Thursday 8 January 2015

The cat out of the bag


A couple of hours ago I heard a dull thud. I'm the kind of naturalist who navigates the world by sound as much as by sight. As I sit at my desk the insistent tuk tuk of the starlings and the trilling of the sparrows alert me to the presence of a sparrowhawk or in summer a hobby over my house. Years ago a dear friend in Amazonian Bolivia remarked, as we walked through the forest calling a litany of antbirds, 'You don't look at them any more, do you.' I do look, but sound is often the cue which makes me.

This thud though was only natural by association. It was the thud on my doormat of Biology and Conservation of Wild Felids edited by David Macdonald and Andrew Loveridge, a distillation of decades of observation by many of the greatest knowers of wild cats in the world today. Why then this new, and costly, interest in cats?

It is not new. I saw my first wild cat almost twenty years ago, again in Bolivia, when a blackish jaguarundi bounded across the road in front of a 4WD which was bearing me to Parque Nacional Noel Kempff Mercado in northeast Bolivia, where I lived at the time. Shortly afterwards, leaving the camp at Los Fierros in the park, its red-throated piping-guans and bat falcons still loud in my ears, I saw my first big cat as a slender, dun puma strode onto the dirt track ahead of us, taking in that moment my heart for cats. Jaguar soon followed, on the bank of the río Paucerna, a river wholly contained within the park which takes its name from the local word for a dying culture which identifies itself as the Guarasugwe. When I lived in the region there were but a handful of speakers of the Guarasugwe language still alive, but many jaguars, in this incomparable place where Amazonia meets the Brazilian Shield.
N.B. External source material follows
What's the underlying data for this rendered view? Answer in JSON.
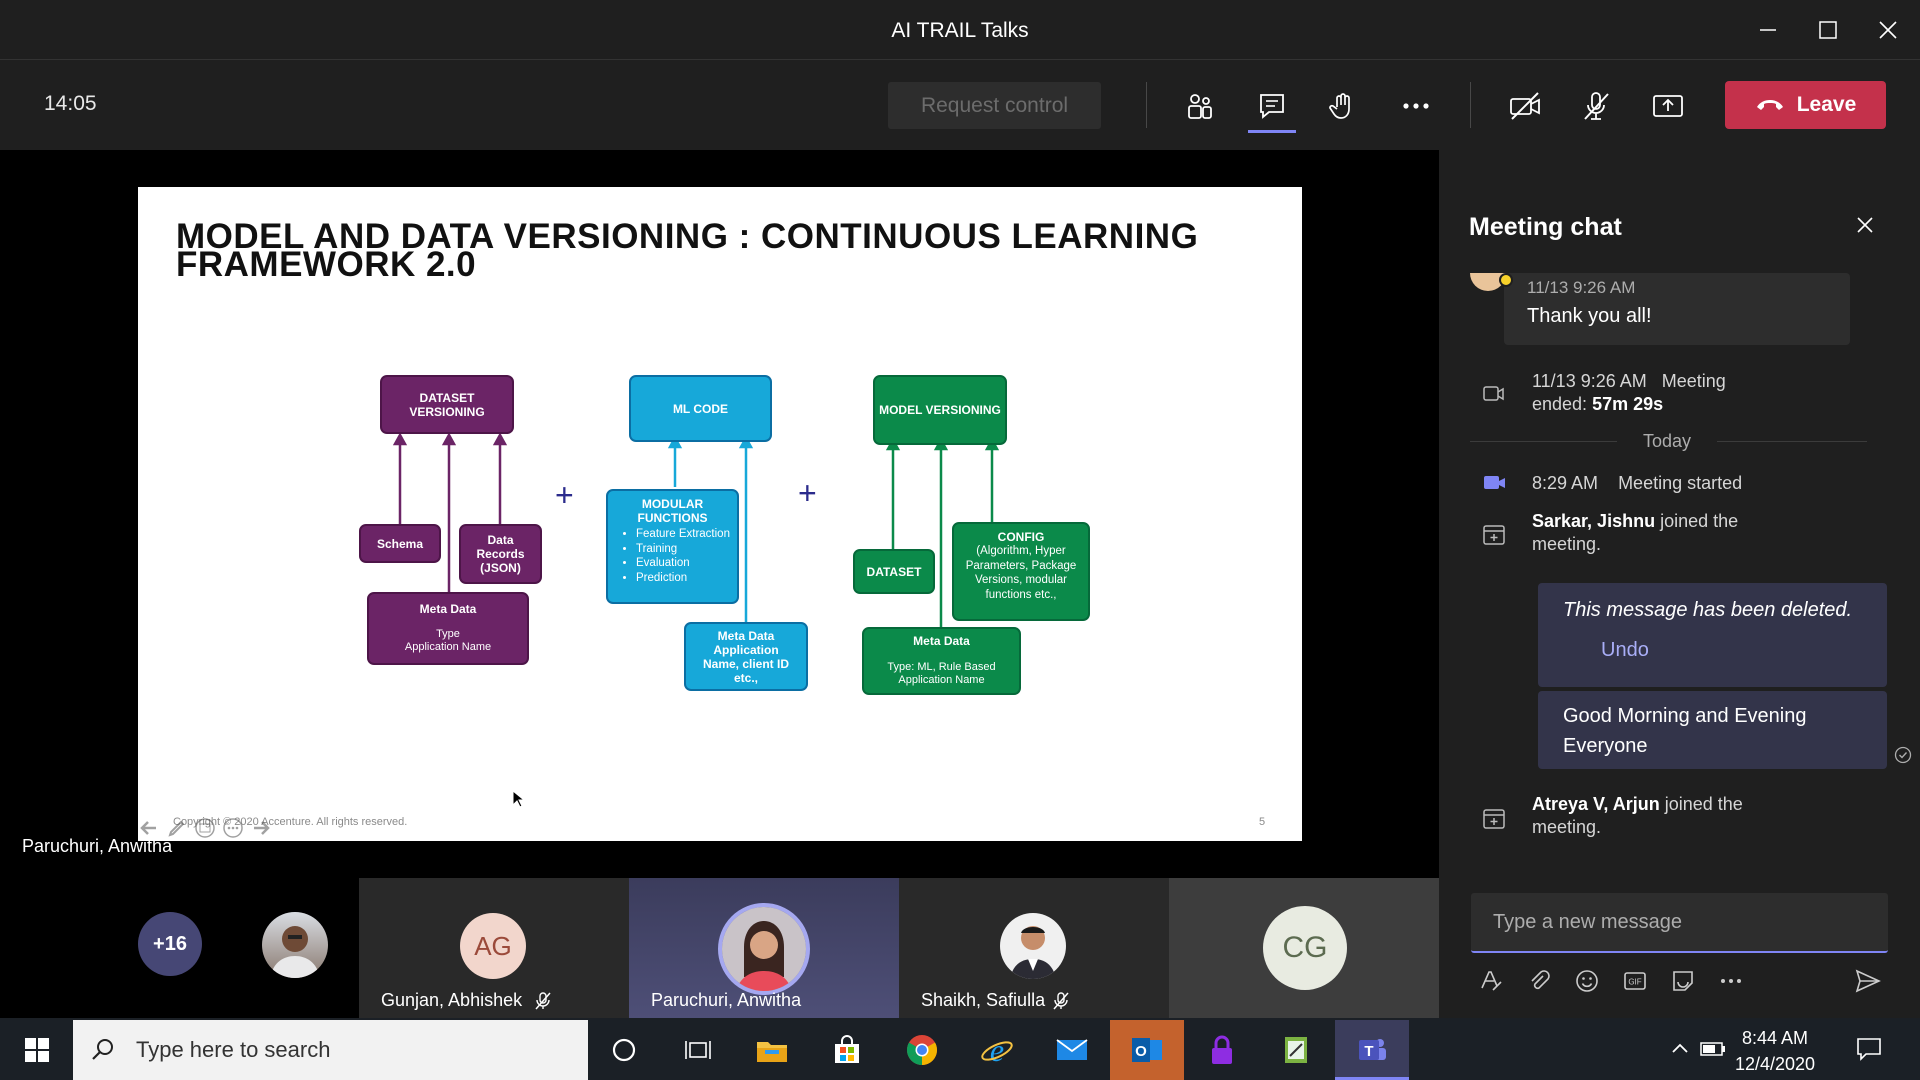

Of cats, big and small, there came many others through the years, until I found myself somewhat specialised in them and in the landscapes they inhabit, particularly in South Asia. And when away from big cats, always they have roamed the landscapes of my mind.

Fastforward to April 2014. I was down, dulled, be-doldrum-ed. What, I thought to myself, should I do to fly free of these doldrums? I know, I'll do what any right-thinking naturalist would do: I'll try to see all of the big cats in a year. So I picked up the phone to Naturetrek where the good folks have played no small role in my acquaintance with big cats, big landscapes and much other phenomenal wildlife besides. They seemed quite happy to indulge my folly and in no time a Big Cat Quest was born, a plan which would put me in place in 2015 to see all of the world's big cats plus many of its smaller cats too.


  • Thus in two weeks' time I shall be in Tanzania, hoping, among countless other glorious animals, to see lions, cheetahs and leopards.
  • In early February I shall for the third year be leading the Snow Leopard Quest to Ladakh. 
  • From there I head home to central India to visit Tadoba, Pench, Kanha and Satpura in search of tigers and leopards.
  • Next I travel to Gujarat in the hope of seeing Asian lions and leopards.
  • My Asia season ends (if I haven't collapsed with exhaustion by this point) in Borneo where we have pulled together a team and a plan which may allow us to see the near-fabled Sunda clouded leopard.
  • In late September I travel to the Brazilian Pantanal, just across the border from my old haunts in the Bolivian Pantanal, in the hope of finding jaguars.
  • From here I travel to Chile's breathtaking Torres del Paine in search of pumas, then back to Brazil for another brush with its jaguars.

Female snow leopard hunting blue sheep in Ladakh in February 2013.
Photo by Russell Scott.

Other trips are in the pipeline in 2015 and many other smaller cats, in the wild and in captivity. For this Big Cat Quest is not merely about seeing. It is about understanding, talking, sharing, learning and thinking. Seeing the cats will be wonderful, and describing them here and elsewhere. But my aim is just as much to meet the people who live alongside big cats, who love them and fear them, who study and preserve them, whose livelihoods are threatened by them, and to reflect on the future of wild cats and the great landscapes they need in order to survive.

I shall be writing here and for Naturetrek, and broadcasting with Mustard TV. You can follow on Twitter @themarshtit and through the hashtag #BigCatQuest. 

Thus a year-long feline adventure begins. And I look forward to having you with me for the journey.